Open aoliveira100 opened 1 week ago

aoliveira100 commented 1 week ago

Currently, when I pass a merge commit to get the refactorings, the Refactoring Miner returns duplicate refactorings, which were implemented in the branch commits, and not those effectively implemented during the merge operation.

I propose the creation of a new feature to allow the collection of refactorings implemented at the time of the merge. Although it is uncommon to implement refactorings at this time, we know that this is possible.

It could be an API detectAtMergeCommit(mergeCommit) that collects refactorings exclusively implemented in the merge. (PS: I'm not referring to the accumulated refactorings of the branches in this merge, but the specific refactorings implemented only in the merge).

In my research work, I have discarded the merge commits from my samples precisely because the Refactoring Miner returns duplicate refactorings in this case.

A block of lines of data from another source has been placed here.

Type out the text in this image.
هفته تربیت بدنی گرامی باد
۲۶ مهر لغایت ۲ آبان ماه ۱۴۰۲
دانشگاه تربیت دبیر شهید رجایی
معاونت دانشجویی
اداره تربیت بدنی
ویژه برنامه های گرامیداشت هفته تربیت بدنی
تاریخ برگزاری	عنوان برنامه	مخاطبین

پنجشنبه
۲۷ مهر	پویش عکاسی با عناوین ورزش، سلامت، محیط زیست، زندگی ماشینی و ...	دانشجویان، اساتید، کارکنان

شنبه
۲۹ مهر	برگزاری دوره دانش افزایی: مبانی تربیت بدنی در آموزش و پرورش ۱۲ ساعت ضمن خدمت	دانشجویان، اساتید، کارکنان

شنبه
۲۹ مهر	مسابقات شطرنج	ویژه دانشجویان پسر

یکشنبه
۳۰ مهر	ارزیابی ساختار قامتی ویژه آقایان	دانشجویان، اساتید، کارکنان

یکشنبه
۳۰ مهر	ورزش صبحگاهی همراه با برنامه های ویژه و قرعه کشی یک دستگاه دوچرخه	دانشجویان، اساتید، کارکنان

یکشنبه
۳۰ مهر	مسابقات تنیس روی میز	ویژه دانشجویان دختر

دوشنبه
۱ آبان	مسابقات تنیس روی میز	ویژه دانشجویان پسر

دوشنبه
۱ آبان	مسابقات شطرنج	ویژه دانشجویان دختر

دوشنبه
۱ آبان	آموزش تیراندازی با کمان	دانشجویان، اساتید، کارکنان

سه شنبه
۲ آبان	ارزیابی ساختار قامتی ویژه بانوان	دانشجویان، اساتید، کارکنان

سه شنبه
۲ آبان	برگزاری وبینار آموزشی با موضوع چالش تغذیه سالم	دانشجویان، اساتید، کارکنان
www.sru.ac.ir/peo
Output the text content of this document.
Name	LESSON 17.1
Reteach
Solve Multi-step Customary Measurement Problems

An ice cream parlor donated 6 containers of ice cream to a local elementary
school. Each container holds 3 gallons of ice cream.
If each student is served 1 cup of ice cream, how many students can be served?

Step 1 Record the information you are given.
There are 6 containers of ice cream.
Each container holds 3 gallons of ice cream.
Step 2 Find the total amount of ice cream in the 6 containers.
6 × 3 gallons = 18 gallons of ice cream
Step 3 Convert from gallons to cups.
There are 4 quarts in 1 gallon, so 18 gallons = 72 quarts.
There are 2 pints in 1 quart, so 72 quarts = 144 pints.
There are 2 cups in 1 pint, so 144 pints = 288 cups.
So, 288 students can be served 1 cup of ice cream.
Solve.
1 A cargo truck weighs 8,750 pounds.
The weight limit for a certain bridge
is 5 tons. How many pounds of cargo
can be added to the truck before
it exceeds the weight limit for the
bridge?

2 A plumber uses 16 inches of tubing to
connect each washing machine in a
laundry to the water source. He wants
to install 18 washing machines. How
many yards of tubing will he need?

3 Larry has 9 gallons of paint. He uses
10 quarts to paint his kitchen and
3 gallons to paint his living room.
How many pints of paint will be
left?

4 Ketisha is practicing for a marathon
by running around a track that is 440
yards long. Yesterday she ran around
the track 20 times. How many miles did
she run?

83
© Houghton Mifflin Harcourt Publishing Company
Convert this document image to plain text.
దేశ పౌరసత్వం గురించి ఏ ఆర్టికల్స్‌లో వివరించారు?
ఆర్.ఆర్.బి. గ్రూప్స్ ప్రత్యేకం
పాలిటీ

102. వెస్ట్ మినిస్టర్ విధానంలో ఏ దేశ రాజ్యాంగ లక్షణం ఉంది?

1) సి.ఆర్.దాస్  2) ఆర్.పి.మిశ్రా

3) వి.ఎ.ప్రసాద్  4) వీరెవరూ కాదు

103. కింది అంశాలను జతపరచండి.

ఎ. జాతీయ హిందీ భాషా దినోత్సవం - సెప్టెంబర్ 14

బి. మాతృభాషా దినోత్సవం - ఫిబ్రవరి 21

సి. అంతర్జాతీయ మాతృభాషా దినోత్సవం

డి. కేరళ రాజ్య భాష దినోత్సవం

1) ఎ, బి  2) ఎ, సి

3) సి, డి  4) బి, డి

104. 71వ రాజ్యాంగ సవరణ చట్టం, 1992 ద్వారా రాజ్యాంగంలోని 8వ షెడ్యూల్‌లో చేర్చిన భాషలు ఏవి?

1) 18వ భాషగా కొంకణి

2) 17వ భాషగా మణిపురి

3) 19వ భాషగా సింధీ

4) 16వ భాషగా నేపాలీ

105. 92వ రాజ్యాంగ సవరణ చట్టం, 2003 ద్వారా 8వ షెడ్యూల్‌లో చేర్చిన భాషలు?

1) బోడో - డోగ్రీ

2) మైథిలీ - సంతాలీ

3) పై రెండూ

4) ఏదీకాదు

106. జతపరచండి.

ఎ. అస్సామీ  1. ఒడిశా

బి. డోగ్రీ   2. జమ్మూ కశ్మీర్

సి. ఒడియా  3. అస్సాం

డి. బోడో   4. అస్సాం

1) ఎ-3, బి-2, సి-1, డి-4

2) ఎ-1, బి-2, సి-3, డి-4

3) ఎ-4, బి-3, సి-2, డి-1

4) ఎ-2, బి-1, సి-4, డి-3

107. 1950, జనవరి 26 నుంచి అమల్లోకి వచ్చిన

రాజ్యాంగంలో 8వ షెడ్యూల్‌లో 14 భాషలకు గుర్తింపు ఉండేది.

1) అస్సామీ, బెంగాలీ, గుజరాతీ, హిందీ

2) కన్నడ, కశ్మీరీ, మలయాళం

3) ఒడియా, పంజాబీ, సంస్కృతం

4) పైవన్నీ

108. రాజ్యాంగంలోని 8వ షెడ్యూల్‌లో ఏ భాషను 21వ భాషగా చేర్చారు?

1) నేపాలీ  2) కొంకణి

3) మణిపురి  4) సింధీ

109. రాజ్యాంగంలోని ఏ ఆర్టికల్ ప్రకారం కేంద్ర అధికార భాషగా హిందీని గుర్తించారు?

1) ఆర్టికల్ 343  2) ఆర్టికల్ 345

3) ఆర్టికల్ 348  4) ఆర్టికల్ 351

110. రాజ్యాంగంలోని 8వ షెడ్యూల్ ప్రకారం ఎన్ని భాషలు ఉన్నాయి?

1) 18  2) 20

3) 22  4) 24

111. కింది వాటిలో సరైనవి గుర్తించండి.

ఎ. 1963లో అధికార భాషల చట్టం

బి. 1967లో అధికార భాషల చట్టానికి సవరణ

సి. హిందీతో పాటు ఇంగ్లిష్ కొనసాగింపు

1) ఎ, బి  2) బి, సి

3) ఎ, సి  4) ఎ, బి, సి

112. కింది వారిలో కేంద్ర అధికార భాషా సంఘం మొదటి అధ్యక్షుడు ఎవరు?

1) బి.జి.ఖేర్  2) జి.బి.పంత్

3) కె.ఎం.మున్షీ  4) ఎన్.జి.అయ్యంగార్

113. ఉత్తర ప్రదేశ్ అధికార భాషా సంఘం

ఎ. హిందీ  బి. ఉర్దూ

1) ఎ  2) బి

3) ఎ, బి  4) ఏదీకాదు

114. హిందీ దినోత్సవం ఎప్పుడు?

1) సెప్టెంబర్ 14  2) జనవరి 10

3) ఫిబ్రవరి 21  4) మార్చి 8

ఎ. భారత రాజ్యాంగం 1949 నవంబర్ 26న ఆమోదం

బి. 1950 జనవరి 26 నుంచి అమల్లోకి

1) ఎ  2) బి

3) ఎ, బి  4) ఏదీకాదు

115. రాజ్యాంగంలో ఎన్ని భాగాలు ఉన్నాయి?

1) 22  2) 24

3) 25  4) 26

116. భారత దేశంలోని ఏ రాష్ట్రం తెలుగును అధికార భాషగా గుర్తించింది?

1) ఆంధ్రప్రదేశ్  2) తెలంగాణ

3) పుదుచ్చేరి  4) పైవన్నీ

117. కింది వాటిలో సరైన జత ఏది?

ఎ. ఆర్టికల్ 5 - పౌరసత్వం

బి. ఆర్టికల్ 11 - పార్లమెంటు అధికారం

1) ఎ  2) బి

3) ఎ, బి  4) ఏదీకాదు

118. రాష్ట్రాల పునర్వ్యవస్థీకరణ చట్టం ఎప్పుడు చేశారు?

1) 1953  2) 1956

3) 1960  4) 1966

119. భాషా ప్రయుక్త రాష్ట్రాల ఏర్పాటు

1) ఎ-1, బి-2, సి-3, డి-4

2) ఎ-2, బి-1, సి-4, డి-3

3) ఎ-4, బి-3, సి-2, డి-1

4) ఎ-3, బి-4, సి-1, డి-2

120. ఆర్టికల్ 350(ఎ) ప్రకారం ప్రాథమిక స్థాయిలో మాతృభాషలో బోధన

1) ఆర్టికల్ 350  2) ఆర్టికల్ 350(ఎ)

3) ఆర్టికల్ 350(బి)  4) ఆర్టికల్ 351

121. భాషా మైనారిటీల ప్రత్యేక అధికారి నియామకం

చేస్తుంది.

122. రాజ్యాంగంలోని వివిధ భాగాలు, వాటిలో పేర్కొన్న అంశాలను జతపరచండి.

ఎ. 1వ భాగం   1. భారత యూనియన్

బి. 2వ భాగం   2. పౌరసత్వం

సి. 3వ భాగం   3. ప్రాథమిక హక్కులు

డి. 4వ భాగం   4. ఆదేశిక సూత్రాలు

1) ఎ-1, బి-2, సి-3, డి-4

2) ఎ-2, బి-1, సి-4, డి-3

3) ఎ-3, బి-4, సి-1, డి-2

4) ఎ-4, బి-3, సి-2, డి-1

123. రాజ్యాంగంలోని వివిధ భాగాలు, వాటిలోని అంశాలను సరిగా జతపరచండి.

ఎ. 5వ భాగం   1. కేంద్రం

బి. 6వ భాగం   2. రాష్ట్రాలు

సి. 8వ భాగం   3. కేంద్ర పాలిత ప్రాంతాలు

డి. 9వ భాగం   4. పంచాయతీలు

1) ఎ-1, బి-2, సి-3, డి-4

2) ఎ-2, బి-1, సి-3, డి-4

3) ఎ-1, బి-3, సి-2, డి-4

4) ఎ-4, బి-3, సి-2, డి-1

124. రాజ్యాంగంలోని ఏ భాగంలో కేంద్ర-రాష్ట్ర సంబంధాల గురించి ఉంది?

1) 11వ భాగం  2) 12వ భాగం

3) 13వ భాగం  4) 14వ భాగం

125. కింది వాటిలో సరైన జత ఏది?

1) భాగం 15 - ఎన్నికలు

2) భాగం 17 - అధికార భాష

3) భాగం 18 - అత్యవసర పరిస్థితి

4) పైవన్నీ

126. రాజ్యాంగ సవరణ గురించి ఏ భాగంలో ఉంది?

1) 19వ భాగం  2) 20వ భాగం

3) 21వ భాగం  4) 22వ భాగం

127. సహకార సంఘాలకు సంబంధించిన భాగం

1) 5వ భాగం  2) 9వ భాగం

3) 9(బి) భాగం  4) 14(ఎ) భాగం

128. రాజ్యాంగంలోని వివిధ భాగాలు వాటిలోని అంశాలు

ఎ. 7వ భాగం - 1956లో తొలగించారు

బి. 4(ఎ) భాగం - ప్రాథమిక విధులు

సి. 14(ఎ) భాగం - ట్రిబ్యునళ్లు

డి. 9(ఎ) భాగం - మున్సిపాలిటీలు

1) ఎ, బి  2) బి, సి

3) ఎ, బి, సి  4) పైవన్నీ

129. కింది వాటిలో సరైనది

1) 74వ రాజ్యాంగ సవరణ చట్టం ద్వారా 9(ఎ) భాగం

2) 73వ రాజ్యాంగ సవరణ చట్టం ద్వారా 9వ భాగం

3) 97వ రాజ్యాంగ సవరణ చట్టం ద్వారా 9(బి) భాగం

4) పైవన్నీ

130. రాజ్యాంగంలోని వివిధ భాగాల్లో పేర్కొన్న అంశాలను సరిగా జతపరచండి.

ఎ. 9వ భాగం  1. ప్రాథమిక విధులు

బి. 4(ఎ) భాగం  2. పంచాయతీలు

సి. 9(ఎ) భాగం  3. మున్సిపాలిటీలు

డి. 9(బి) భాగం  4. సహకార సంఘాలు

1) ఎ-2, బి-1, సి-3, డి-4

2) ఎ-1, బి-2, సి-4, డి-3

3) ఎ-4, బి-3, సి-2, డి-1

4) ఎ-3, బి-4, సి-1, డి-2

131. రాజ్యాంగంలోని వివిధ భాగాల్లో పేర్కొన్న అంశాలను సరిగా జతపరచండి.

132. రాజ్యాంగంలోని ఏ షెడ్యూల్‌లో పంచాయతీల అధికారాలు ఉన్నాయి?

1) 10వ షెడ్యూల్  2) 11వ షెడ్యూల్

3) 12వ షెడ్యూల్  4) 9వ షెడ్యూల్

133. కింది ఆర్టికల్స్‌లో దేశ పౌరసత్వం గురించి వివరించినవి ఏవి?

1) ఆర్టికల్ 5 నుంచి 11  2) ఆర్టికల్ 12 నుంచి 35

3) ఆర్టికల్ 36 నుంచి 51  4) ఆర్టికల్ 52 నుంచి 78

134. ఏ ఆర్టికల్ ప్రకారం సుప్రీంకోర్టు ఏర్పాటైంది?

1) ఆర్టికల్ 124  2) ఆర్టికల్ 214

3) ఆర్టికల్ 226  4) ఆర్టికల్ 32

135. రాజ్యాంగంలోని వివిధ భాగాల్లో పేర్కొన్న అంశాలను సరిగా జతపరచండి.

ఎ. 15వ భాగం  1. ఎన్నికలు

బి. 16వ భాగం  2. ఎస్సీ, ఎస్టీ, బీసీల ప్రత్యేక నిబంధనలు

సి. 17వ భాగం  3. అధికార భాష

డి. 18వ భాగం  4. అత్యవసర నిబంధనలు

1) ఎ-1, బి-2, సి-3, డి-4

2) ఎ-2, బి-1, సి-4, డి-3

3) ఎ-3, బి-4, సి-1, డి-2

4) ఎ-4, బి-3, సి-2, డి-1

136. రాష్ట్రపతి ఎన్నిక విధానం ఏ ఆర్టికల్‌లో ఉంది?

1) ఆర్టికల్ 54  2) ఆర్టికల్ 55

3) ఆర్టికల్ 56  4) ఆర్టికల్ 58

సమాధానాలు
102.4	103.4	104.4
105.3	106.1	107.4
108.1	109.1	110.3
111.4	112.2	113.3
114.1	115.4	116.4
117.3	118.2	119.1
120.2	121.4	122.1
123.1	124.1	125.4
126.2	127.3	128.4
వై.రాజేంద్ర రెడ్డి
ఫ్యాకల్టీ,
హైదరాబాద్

I have considered this limitation a threat to external validity. I have justified that the number of situations where the DevOps/developers implement refactorings at the exact moment of executing the merge is relatively low.

Thanks in advance.

tsantalis commented 1 week ago

@aoliveira100 Thank your for your interest in our project and for your feature request.

It is not clear to me how we can get the specific refactorings implemented only in the merge RefactoringMiner can obtain refactorings given a pair of child and parent commits.

But I don't think any pair of merge commit and its parent commits gives what you are looking for.

Do you have any idea, how we could obtain those refactorings implemented only in the merge?

aoliveira100 commented 1 week ago

@tsantalis

Thank you for support

Consider the merge commit with sha1 573ba90. When we run the command git diff 573ba90 573ba90^1 573ba90^2 (where ^1 is parent 1 of the merge commit and ^2 is parent 2), we can identify through the ++/-- directives which lines of code were added (++) and removed (--) in the merge commit. Looking at the lines with ++ (added in the merge), some of these new implementations could be code refactorings. We know this must be an exception, but it can happen.

Example: ++ if ($field_name == $selected) { ++ ++ echo "field_type: {$field['type']}\n"; ++ echo "field_name: {$field_name}\n"; ++ ++ foreach ( $node->$field_name as $language => $value ) {

https://git-scm.com/docs/git-diff

tsantalis commented 1 week ago

@aoliveira100 Do you have a merge commit in Java to experiment with? Even if it an artificial one that you created, it is totally fine.